Prosedur Pemeriksaan yang Dilakukan
Pemeriksaan terhadap satwa di Bandung Zoo dilakukan secara menyeluruh dengan menggunakan berbagai metode medis untuk mendapatkan gambaran kondisi kesehatan yang komprehensif. Setiap jenis satwa memiliki prosedur pemeriksaan yang disesuaikan dengan karakteristik fisik dan potensi masalah kesehatan yang umum dialami.

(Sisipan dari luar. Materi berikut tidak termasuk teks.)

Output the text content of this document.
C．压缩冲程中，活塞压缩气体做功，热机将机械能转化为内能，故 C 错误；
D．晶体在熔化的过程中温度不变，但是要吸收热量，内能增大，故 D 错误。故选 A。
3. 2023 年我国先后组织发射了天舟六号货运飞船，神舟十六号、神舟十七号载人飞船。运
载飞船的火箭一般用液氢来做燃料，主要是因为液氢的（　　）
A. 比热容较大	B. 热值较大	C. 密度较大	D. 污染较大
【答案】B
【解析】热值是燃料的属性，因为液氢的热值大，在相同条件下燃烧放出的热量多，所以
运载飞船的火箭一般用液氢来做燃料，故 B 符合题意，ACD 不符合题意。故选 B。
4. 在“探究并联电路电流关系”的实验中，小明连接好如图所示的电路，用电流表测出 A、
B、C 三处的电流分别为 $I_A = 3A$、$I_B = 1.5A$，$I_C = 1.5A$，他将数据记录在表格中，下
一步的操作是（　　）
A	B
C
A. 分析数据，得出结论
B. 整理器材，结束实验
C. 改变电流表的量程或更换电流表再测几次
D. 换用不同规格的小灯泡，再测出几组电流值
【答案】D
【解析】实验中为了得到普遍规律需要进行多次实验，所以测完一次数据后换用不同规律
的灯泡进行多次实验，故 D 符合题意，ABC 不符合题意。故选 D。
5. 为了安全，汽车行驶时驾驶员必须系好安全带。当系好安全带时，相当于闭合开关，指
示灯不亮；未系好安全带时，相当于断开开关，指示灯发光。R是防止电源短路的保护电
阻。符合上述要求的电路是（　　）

Untuk macan tutul, tim medis melakukan pengambilan sampel darah untuk uji kimia darah, swab anus untuk rapid test virus, serta pemeriksaan USG dan X-ray untuk memantau kondisi organ dalam. Tujuan dari pemeriksaan ini adalah untuk mendeteksi adanya penyakit serius, infeksi, atau gangguan fungsi organ yang mungkin tidak terlihat secara visual.
Sementara itu, pemeriksaan pada gajah dilakukan dengan fokus pada kondisi kesehatan umum dan bagian kaki yang sebelumnya dilaporkan mengalami retak. Teknik yang digunakan termasuk pengambilan sampel darah, swab luka untuk uji bakteriologi, serta pemeriksaan kuku kaki dan X-ray untuk mendeteksi adanya peradangan atau infeksi yang mungkin terjadi.
Hasil Akhir Pemeriksaan Satwa Prioritas
Menurut Gin Gin, hasil pemeriksaan lanjutan menunjukkan bahwa macan tutul berada dalam kondisi sehat tanpa indikasi penyakit serius. Tes rapid virus yang dilakukan juga menghasilkan hasil negatif, dan pemantauan melalui USG dan X-ray menunjukkan bahwa organ dalam macan tutul berfungsi dengan baik. Hanya ditemukan adanya penumpukan lemak subkutan yang tidak mengganggu kesehatan secara keseluruhan.
Untuk gajah, hasil pemeriksaan menunjukkan tidak adanya infeksi maupun peradangan, termasuk pada bagian kuku kaki yang sebelumnya mengalami retak. Hal ini memberikan kelegaan bagi tim pengelola Bandung Zoo dan pengunjung yang khawatir tentang kondisi kesehatan satwa unggulan tersebut.
Rencana Tindakan Lanjutan
Seluruh sampel yang telah diambil selama pemeriksaan akan dikirim ke Balai Kesehatan Hewan dan Kesehatan Masyarakat Veteriner (Keswan Kesmavet) Jawa Barat untuk pengujian lebih lanjut. Hasil pengujian lanjutan tersebut akan menjadi acuan utama dalam menyusun rencana penanganan kesehatan satwa di Bandung Zoo selanjutnya, termasuk penyesuaian pola makan dan perawatan rutin untuk setiap satwa.
Gin Gin menambahkan bahwa pemerintah kota akan terus memantau kondisi kesehatan satwa di Bandung Zoo dan mengambil langkah-langkah yang diperlukan untuk memastikan kesejahteraan mereka. Setelah semua syarat kesehatan terpenuhi, diharapkan Bandung Zoo dapat segera membuka kembali area kunjungan untuk umum.
Pemeriksaan ini merupakan bagian dari upaya rutin pemerintah kota untuk memastikan bahwa semua fasilitas publik, termasuk kebun binatang, memenuhi standar kesehatan dan keamanan yang tinggi. Dengan hasil yang memuaskan ini, diharapkan masyarakat dapat lebih percaya akan kondisi kesehatan satwa di Bandung Zoo.